The opening of the second to last night saw the return of the Sud Sound System, from Salento, Italy, a band that, despite having written the history of reggae in Italy, also contributed to write the history of Rototom Sunsplash following a strong series of fantastic concerts. They recently celebrated their 25th anniversary of their career with a journey to Jamaica, playing shows in some of the hottest dancing spots in Kingstorn. Last night, they demonstrated their top form facing the mostly Italian contingent of the festival, which also included other fans from many different countries. Backed by the band Bag-a-riddim, Don Rico, Terron Fabio and Nandu Popu did everything within their power to entertain the public and hit the target with songs such as Terra mia and Bisogno d’amore, as well as classic hits from their repertoire like Erba libera and Le radici ca tieni. The final tune, Orizzonti, got the whole crown jumping and was definitely a great warm up for the following artists.
This spring, the tour, Rototom & Friends brought with them the atmosphere from other European countries that they visited. The key aim of the concert was that they wanted to recreate the feeling of unity among the musicians from the special nomadic event organised by Rototom. The stage only saw one European band, the Austrian Fireman Band, to supply the music for a series of interesting European and Jamaican artists. The first of these appearances were dedicated to German speaking countries, with Iriepathie from Austria and Jahcoustix from Germany, followed by the Italian Raphael and then Randy Valentine, from England but with Jamaican roots. All of these artists were presented at the tour on different dates, so it would be impossible to speak about all of them in this limited space. The most important thing to say is that all these “reggae soldiers”, together with many others, are those that propel reggae on our continent, each in their own style and that enriches and makes the modern European reggae scene more interesting.
After the Rototom & Friends section, came the legendary Wailing Souls, interpreting songs from their career full of success with their beautiful voices. In their 40 years, they have travelled through different epochs of Jamaican reggae and also had space to host the energetic set from Junior Kelly, the singjay of Love so nice. He combined the tunes that made him famous, like Boom draw, with newer songs from his latest album, appropriately entitled Urban poet.

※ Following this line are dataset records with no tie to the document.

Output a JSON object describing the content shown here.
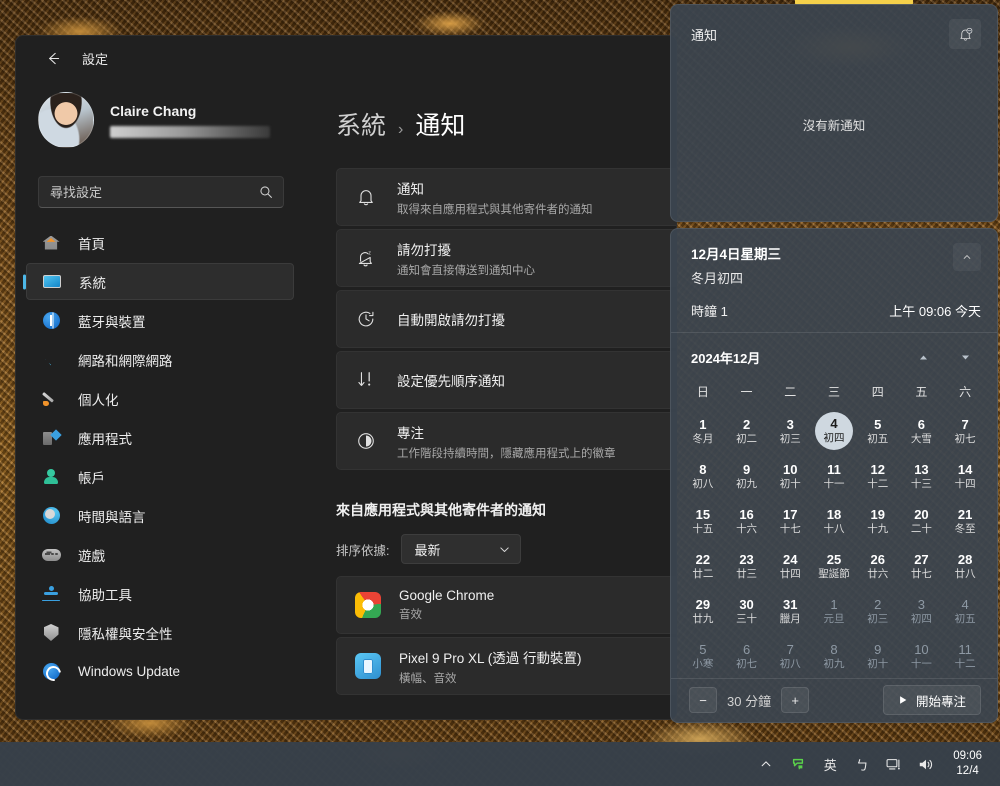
{
  "desktop": {
    "wallpaper_tone": "#7a4f1e"
  },
  "settings_window": {
    "title": "設定",
    "back_icon": "arrow-left-icon",
    "profile": {
      "name": "Claire Chang",
      "email_redacted": ""
    },
    "search": {
      "placeholder": "尋找設定",
      "value": "",
      "icon": "search-icon"
    },
    "nav_items": [
      {
        "label": "首頁",
        "icon": "home-icon",
        "active": false
      },
      {
        "label": "系統",
        "icon": "display-icon",
        "active": true
      },
      {
        "label": "藍牙與裝置",
        "icon": "bluetooth-icon",
        "active": false
      },
      {
        "label": "網路和網際網路",
        "icon": "wifi-icon",
        "active": false
      },
      {
        "label": "個人化",
        "icon": "paintbrush-icon",
        "active": false
      },
      {
        "label": "應用程式",
        "icon": "apps-icon",
        "active": false
      },
      {
        "label": "帳戶",
        "icon": "account-icon",
        "active": false
      },
      {
        "label": "時間與語言",
        "icon": "clock-icon",
        "active": false
      },
      {
        "label": "遊戲",
        "icon": "gamepad-icon",
        "active": false
      },
      {
        "label": "協助工具",
        "icon": "accessibility-icon",
        "active": false
      },
      {
        "label": "隱私權與安全性",
        "icon": "shield-icon",
        "active": false
      },
      {
        "label": "Windows Update",
        "icon": "update-icon",
        "active": false
      }
    ],
    "breadcrumb": {
      "parent": "系統",
      "separator": "›",
      "current": "通知"
    },
    "setting_cards": [
      {
        "title": "通知",
        "subtitle": "取得來自應用程式與其他寄件者的通知",
        "icon": "bell-icon"
      },
      {
        "title": "請勿打擾",
        "subtitle": "通知會直接傳送到通知中心",
        "icon": "bell-sleep-icon"
      },
      {
        "title": "自動開啟請勿打擾",
        "subtitle": "",
        "icon": "clock-arrow-icon"
      },
      {
        "title": "設定優先順序通知",
        "subtitle": "",
        "icon": "priority-icon"
      },
      {
        "title": "專注",
        "subtitle": "工作階段持續時間，隱藏應用程式上的徽章",
        "icon": "focus-icon"
      }
    ],
    "apps_section": {
      "heading": "來自應用程式與其他寄件者的通知",
      "sort_label": "排序依據:",
      "sort_value": "最新",
      "sort_chevron": "chevron-down-icon",
      "apps": [
        {
          "name": "Google Chrome",
          "detail": "音效",
          "icon": "chrome-icon"
        },
        {
          "name": "Pixel 9 Pro XL (透過 行動裝置)",
          "detail": "橫幅、音效",
          "icon": "phone-link-icon"
        }
      ]
    }
  },
  "notification_panel": {
    "title": "通知",
    "dnd_button_icon": "bell-dnd-icon",
    "empty_text": "沒有新通知"
  },
  "calendar_panel": {
    "date_line": "12月4日星期三",
    "lunar_line": "冬月初四",
    "collapse_icon": "chevron-collapse-icon",
    "clock_label": "時鐘 1",
    "clock_value": "上午 09:06 今天",
    "month_label": "2024年12月",
    "prev_icon": "chevron-up-icon",
    "next_icon": "chevron-down-icon",
    "weekdays": [
      "日",
      "一",
      "二",
      "三",
      "四",
      "五",
      "六"
    ],
    "days": [
      {
        "num": "1",
        "lunar": "冬月",
        "out": false,
        "today": false
      },
      {
        "num": "2",
        "lunar": "初二",
        "out": false,
        "today": false
      },
      {
        "num": "3",
        "lunar": "初三",
        "out": false,
        "today": false
      },
      {
        "num": "4",
        "lunar": "初四",
        "out": false,
        "today": true
      },
      {
        "num": "5",
        "lunar": "初五",
        "out": false,
        "today": false
      },
      {
        "num": "6",
        "lunar": "大雪",
        "out": false,
        "today": false
      },
      {
        "num": "7",
        "lunar": "初七",
        "out": false,
        "today": false
      },
      {
        "num": "8",
        "lunar": "初八",
        "out": false,
        "today": false
      },
      {
        "num": "9",
        "lunar": "初九",
        "out": false,
        "today": false
      },
      {
        "num": "10",
        "lunar": "初十",
        "out": false,
        "today": false
      },
      {
        "num": "11",
        "lunar": "十一",
        "out": false,
        "today": false
      },
      {
        "num": "12",
        "lunar": "十二",
        "out": false,
        "today": false
      },
      {
        "num": "13",
        "lunar": "十三",
        "out": false,
        "today": false
      },
      {
        "num": "14",
        "lunar": "十四",
        "out": false,
        "today": false
      },
      {
        "num": "15",
        "lunar": "十五",
        "out": false,
        "today": false
      },
      {
        "num": "16",
        "lunar": "十六",
        "out": false,
        "today": false
      },
      {
        "num": "17",
        "lunar": "十七",
        "out": false,
        "today": false
      },
      {
        "num": "18",
        "lunar": "十八",
        "out": false,
        "today": false
      },
      {
        "num": "19",
        "lunar": "十九",
        "out": false,
        "today": false
      },
      {
        "num": "20",
        "lunar": "二十",
        "out": false,
        "today": false
      },
      {
        "num": "21",
        "lunar": "冬至",
        "out": false,
        "today": false
      },
      {
        "num": "22",
        "lunar": "廿二",
        "out": false,
        "today": false
      },
      {
        "num": "23",
        "lunar": "廿三",
        "out": false,
        "today": false
      },
      {
        "num": "24",
        "lunar": "廿四",
        "out": false,
        "today": false
      },
      {
        "num": "25",
        "lunar": "聖誕節",
        "out": false,
        "today": false
      },
      {
        "num": "26",
        "lunar": "廿六",
        "out": false,
        "today": false
      },
      {
        "num": "27",
        "lunar": "廿七",
        "out": false,
        "today": false
      },
      {
        "num": "28",
        "lunar": "廿八",
        "out": false,
        "today": false
      },
      {
        "num": "29",
        "lunar": "廿九",
        "out": false,
        "today": false
      },
      {
        "num": "30",
        "lunar": "三十",
        "out": false,
        "today": false
      },
      {
        "num": "31",
        "lunar": "臘月",
        "out": false,
        "today": false
      },
      {
        "num": "1",
        "lunar": "元旦",
        "out": true,
        "today": false
      },
      {
        "num": "2",
        "lunar": "初三",
        "out": true,
        "today": false
      },
      {
        "num": "3",
        "lunar": "初四",
        "out": true,
        "today": false
      },
      {
        "num": "4",
        "lunar": "初五",
        "out": true,
        "today": false
      },
      {
        "num": "5",
        "lunar": "小寒",
        "out": true,
        "today": false
      },
      {
        "num": "6",
        "lunar": "初七",
        "out": true,
        "today": false
      },
      {
        "num": "7",
        "lunar": "初八",
        "out": true,
        "today": false
      },
      {
        "num": "8",
        "lunar": "初九",
        "out": true,
        "today": false
      },
      {
        "num": "9",
        "lunar": "初十",
        "out": true,
        "today": false
      },
      {
        "num": "10",
        "lunar": "十一",
        "out": true,
        "today": false
      },
      {
        "num": "11",
        "lunar": "十二",
        "out": true,
        "today": false
      }
    ],
    "focus": {
      "minus_label": "−",
      "plus_label": "+",
      "duration_value": "30",
      "duration_unit": "分鐘",
      "start_label": "開始專注",
      "start_icon": "play-icon"
    }
  },
  "taskbar": {
    "tray": [
      {
        "label": "^",
        "name": "show-hidden-icons-chevron"
      },
      {
        "label": "",
        "name": "ime-status-icon"
      },
      {
        "label": "英",
        "name": "ime-language-icon"
      },
      {
        "label": "ㄅ",
        "name": "ime-bopomofo-icon"
      },
      {
        "label": "",
        "name": "network-icon"
      },
      {
        "label": "",
        "name": "volume-icon"
      }
    ],
    "clock": {
      "time": "09:06",
      "date": "12/4"
    }
  }
}
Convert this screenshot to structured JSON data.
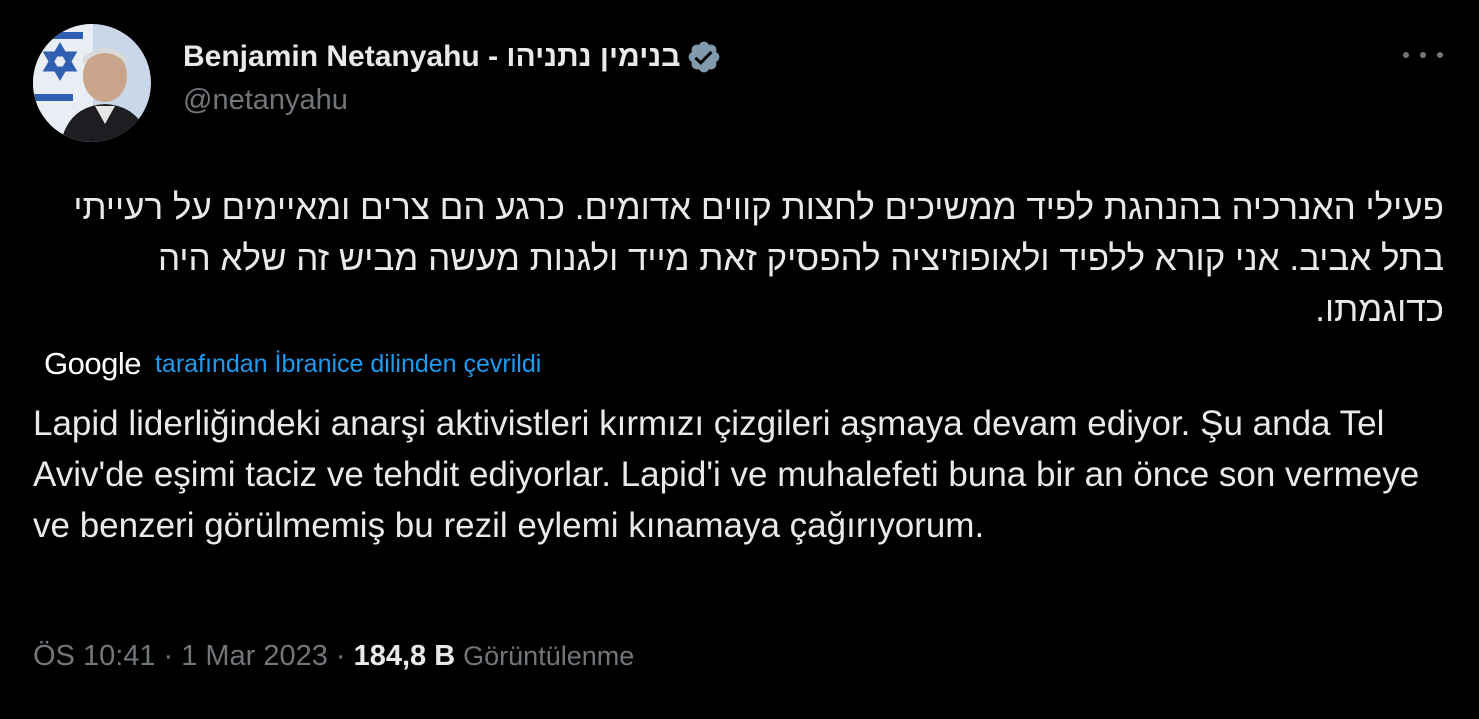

To close the evening’s proceedings, we witnessed a special moment for this festival: the return of the heart of soul fused in the reggae of Beres Hammond. After a brief demonstration of the musical ability of his Harmony House Band, the veteran Beres entered the stage, immediately making clear his class and going from one hit to another without pause. It’s impossible to recount his entire set list, but the following songs really moved us; Kids play, Come back home, with a reference to Mama Africa by Garnett Silk included, What one dance can do and Full attention, among others. Beres conducted his band like a true orchestra and made good use of the energy coming from the crowd, who warmly received hid role as an interpreter of the human soul, until the end of his truly memorable show. Further highlights include I feel good, They gonna talk and Rock away, which the public were especially thankful for, a song which evokes the golden age of black music and at the time was a hymn of hope for the new generations of artists that return us to the levels of intensity comparable to those time. Judging by the new talent we have seen at this festival, today this home seems entirely well founded.